U.S. District Judge Katherine B. Forrest ruled today that the owners of 650 Fifth Avenue, a 36-story building near the Rockefeller Center in Midtown Manhattan, used the property to launder money for the government of Iran. Though open to appeal, the ruling authorizes the federal government to seize the tower and donate the seizure’s profits to the families of Americans harmed by terrorist attacks aided by Iran. If uncontested, the seizure would be the “largest-ever terrorism-related forfeiture,” according to U.S. District Attorney Preet Bharara.

Forrest’s 82-page opinion asserts that the building’s landlords—the Assa Corporation, the Alavi Foundation, and the 650 Fifth Ave. Company—used a shell corporation domiciled in the Channel Islands to conceal a 40% stake owned by the national bank of Iran—a violation of the International Emergency Economic Powers Act, under which the U.S. government enforces certain trade sanctions against the country for its involvement in several terrorist attacks on U.S. soil.

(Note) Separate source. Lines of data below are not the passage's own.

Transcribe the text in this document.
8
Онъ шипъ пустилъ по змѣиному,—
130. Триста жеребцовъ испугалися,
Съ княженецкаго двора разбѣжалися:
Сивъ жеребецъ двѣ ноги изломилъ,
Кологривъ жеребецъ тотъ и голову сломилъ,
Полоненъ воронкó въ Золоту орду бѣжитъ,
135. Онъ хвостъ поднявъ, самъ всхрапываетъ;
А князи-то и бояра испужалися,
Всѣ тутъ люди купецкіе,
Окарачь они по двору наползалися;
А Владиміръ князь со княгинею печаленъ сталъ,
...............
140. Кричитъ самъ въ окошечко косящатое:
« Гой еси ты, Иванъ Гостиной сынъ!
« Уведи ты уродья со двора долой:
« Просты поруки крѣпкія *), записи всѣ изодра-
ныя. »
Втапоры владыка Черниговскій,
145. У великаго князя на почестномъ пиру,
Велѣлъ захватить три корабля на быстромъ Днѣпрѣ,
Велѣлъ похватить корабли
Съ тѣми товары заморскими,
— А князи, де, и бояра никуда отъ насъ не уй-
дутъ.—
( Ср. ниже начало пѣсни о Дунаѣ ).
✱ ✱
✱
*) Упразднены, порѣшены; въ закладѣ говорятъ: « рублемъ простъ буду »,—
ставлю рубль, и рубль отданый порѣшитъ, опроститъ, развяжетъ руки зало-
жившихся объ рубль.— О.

The original complaint against the landlords, filed in 2008, singled out an Iranian citizen named Mohammad Hassan Dehghani Tafti as the only actual employee of the Assa Corporation, the building’s majority stakeholder. Tafti, who refused to testify, reportedly served as a messenger between Iran’s national bank, to which he shuttled rent profits collected by Assa and the other landlords.

The defendants apparently offered several dubious explanations regarding their involvement with Iran—at one point, they contested the English translation of several documents written in Farsi—which failed to convince the court.

The government is likely to make a tidy sum: one real estate expert told the Daily News that 650 Fifth Avenue “could fetch up to $2,000 a foot,” for a sale of $760,000,000.